L’utilizzo di classifiche di riviste nel corso di esercizi di valutazione è già stato discusso più volte su queste pagine. Vi sono infatti ragioni di carattere generale che dovrebbero indurre a prudenza nell’uso di strumenti di questa natura, per gli effetti distorsivi che essi possono produrre, sia nel panorama scientifico che nel mondo dell’editoria.

Al di là di queste riserve sullo strumento in sé, va detto che l’esperienza italiana in materia presenta alcune anomalie significative, in particolare (ma non solo) per quanto riguarda le aree per le quali non possono essere utilizzati strumenti di valutazione bibliometrica (aree CUN 10, 11, 12, 14, parte dell’area 13).

Le liste sono state costruite in tempi brevi, a cura dei singoli Gruppi di Esperti della Valutazione (GEV), con un coinvolgimento delle comunità scientifiche di riferimento che non si può che ritenere largamente insufficiente. Mentre per le aree “bibliometriche” si è fatto ricorso a un mix di indicatori – non senza produrre esiti discutibili – per le cosiddette scienze umane e sociali è stato reso noto unicamente il processo[1] che ha portato alla stesura delle classifiche, ma non i criteri che sono stati utilizzati.

La mancata pubblicazione dei criteri desta più di una perplessità e lascia supporre che essi non siano neppure stati definiti. Va anche osservato che la distribuzione per fasce di qualità, stabilita dal bando VQR, non è stata rispettata nelle aree delle scienze umane e sociali. E’ verosimile dunque che in più di un caso l’attribuzione del giudizio di qualità alle riviste sia stata frutto di concertazioni non trasparenti fra soggetti in alcuni casi neppure chiaramente identificabili.[2]

In ogni caso, non stupisce che su queste liste si stia sviluppando un’accesa polemica, tanto più significativa in quanto voci insistenti fanno ritenere che tali rankings o ratings avranno un qualche ruolo nel processo delle abilitazioni nazionali.

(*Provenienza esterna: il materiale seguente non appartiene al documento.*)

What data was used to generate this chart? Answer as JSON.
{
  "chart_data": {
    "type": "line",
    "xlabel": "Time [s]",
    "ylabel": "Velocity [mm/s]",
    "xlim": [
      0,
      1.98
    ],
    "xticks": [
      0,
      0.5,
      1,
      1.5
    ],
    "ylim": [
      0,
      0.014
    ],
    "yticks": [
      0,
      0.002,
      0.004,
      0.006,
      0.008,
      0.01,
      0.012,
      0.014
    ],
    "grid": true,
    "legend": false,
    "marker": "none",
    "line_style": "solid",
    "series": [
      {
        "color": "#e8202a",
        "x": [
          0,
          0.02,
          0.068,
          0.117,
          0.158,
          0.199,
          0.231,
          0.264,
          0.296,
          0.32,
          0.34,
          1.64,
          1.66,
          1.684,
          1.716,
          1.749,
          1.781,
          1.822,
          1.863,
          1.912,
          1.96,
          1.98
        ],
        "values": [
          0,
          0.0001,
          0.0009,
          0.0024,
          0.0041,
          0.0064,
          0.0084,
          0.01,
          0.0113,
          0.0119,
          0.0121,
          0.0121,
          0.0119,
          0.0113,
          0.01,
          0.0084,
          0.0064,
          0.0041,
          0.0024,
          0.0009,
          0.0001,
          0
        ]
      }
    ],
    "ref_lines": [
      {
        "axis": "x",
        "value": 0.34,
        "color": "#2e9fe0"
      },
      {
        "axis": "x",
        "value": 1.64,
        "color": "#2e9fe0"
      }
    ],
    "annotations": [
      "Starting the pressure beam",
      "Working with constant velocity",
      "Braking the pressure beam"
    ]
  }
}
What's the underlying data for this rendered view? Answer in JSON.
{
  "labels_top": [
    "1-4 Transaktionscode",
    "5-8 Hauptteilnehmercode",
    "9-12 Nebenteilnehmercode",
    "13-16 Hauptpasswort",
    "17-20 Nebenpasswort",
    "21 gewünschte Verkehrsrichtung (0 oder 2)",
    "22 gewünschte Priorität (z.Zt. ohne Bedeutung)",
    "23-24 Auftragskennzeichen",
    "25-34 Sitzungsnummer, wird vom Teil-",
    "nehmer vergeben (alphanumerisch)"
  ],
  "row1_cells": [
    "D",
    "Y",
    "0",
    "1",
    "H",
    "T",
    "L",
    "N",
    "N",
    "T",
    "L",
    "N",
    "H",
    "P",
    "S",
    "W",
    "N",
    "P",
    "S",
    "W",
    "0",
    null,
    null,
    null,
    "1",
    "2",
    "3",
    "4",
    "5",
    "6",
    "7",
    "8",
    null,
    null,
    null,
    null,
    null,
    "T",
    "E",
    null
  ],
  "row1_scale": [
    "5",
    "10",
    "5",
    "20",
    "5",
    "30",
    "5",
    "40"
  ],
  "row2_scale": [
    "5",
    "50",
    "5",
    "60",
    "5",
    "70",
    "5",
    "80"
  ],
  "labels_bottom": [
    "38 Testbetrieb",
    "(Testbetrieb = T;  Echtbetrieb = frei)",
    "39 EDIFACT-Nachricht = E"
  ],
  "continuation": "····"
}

In ogni caso, mi limito qui a segnalare solo alcune anomalie relative a tali classifiche:

1. le liste per le scienze umane e sociali sono incomplete: non coprono che una parte limitata delle sedi di pubblicazione, trascurando larga parte delle sedi internazionali, anche di grandissimo rilievo, il che è in contraddizione con la volontà programmatica di ANVUR di favorire l’internazionalizzazione e di indirizzare gli studiosi verso le sedi migliori, per favorirne, fra l’altro, la competizione;

2. l’attribuzione del rating non pare connessa ad alcun criterio oggettivo, e in alcuni casi vengono violate alcune regole basilari non solo dei processi di valutazione, ma anche di carattere biblioteconomico. Infatti, dal punto di vista biblioteconomico, non essendo stata data una definizione di rivista, sono entrati nei rating titoli che non ne hanno affatto le caratteristiche (titoli con solo ISBN) o che hanno una natura mista essendo in realtà collane;

3. sono classificate nelle fasce più elevate riviste prive di peer review double blind. Il che se non significa automaticamente che si tratti di “contenitori” di scarsa qualità, getta comunque un ombra pesante su tutto il procedimento di classificazione, che appare, nel suo complesso, arbitrario;

4. la disciplina del conflitto di interessi relativamente alla costruzione dei rankings è stata del tutto carente, con l’effetto di minare alla base l’attendibilità dei rankings stessi.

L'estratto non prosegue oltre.